Memilih untuk tidak memilih agama di Indonesia merupakan suatu hal yang sulit, bahkan hampir tidak mungkin diakui keberadaannya oleh Negara. Lantaran ketika menyatakan diri untuk tidak memilih salah satu dari sekian banyak pilihan agama akan dianggap ateis, menjadi ateis berarti seorang komunis, dan komunisme harus ditumpas karena bertentangan dengan Pancasila. Padahal kita tahu, kalau memilih untuk tidak beragama tidak selalu menjadi Ateis, apalagi komunis.
Perlu digaris bawahi, memilih untuk ‘tidak beragama’ merupakan sebuah sikap atau keyakinan untuk tidak berafiliasi ataupun menganut agama tertentu. Bentuknya bisa beragam, mulai dari agnostik, atheisme, dan banyak lagi. Tentu keberadaannya sangat perlu untuk di hormati, bahkan hak-hak sebagai warga negara wajib dijamin oleh penyelenggara negara.
Kemudian belum lama ini kita mendapatkan kabar tentang keputusan Mahkamah Konstitusi (MK) melalui pembacaan putusan terkait permohonan uji materiil nomor perkara 146/PUU-XXII/2024 terhadap pasal 22 Undang-undang Nomor 39 Tahun 1999 Tentang Hak Asasi Manusia. Dalam pembacaan putusan itu, MK mewajibkan masyarakat untuk memeluk agama tertentu, yang berarti tidak memberi ruang bagi warga negara untuk tidak memeluk agama.
Padahal dalam Kebebasan Beragama/ Berkeyakinan (KBB), sebagaimana dijamin mulai dari Undang-undang Dasar (UUD) 1945, hingga ratifikasi kovenan internasional hak-hak sipil dan politik (ICCPR) menjadi UU No. 12 tahun 2005 setiap orang berhak untuk memeluk, tidak memeluk atau mengubah suatu agama atau keyakinan.
Hal ini tentu menjadi upaya pengkerdilan harkat dan martabat manusia yang dilakukan oleh negara. Lantaran kita akan menemukan setiap warga negara yang memilih untuk tidak beragama akan mendapatkan perlakuan-perlakuan yang diskriminatif atas apa yang menjadi pilihan hidupnya.

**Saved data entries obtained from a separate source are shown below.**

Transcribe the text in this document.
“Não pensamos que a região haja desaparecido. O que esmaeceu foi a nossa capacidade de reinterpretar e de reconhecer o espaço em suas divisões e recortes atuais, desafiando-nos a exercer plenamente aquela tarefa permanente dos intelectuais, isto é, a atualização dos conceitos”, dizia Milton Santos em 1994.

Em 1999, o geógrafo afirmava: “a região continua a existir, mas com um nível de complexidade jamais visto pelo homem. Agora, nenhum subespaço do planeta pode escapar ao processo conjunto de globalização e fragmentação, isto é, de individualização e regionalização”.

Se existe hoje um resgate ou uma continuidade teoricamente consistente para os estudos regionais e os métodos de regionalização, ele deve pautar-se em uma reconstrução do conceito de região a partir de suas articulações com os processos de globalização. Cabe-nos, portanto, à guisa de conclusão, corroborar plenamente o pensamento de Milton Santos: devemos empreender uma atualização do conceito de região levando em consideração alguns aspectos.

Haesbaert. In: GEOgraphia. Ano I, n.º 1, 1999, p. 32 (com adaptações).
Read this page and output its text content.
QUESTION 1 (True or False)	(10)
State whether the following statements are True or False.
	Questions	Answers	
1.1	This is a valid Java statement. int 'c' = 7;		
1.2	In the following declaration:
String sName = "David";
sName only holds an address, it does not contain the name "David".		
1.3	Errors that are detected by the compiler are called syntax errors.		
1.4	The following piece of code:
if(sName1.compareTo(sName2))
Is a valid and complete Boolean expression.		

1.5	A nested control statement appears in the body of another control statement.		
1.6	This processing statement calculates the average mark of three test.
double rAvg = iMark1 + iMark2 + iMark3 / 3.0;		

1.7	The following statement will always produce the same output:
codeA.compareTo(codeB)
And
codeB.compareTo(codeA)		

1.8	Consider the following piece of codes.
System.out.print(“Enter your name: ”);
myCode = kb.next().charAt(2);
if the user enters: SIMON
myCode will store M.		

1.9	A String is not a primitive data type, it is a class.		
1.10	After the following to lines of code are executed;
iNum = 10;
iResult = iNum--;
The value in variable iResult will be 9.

Pun demikian dengan beberapa ajaran-ajaran agama, yang menegaskan bahwa tidak ada paksaan untuk memeluk agama, dan agama tidak boleh mendiskriminasinya. Justru sebaliknya agama harus mampu merangkul, sebagai upaya dari aktualisasi atau praktik ajaran agama yang mengajarkan nilai-nilai cinta kasih dan kemanusiaan.
Hal ini hanyalah sebagian kecil dari upaya-upaya agama dalam menerima keberadaan manusia yang memilih untuk tidak memilih agama sebagai perahu yang mengantarkannya pada tujuan hidup. Jika agama saja bersikap memberikan kebebasan kepada setiap orang dalam menentukan pilihan hidupnya, lantas kenapa manusia yang beragama mentangnya? Lebih parah lagi jika penyelenggara negara yang melakukannya.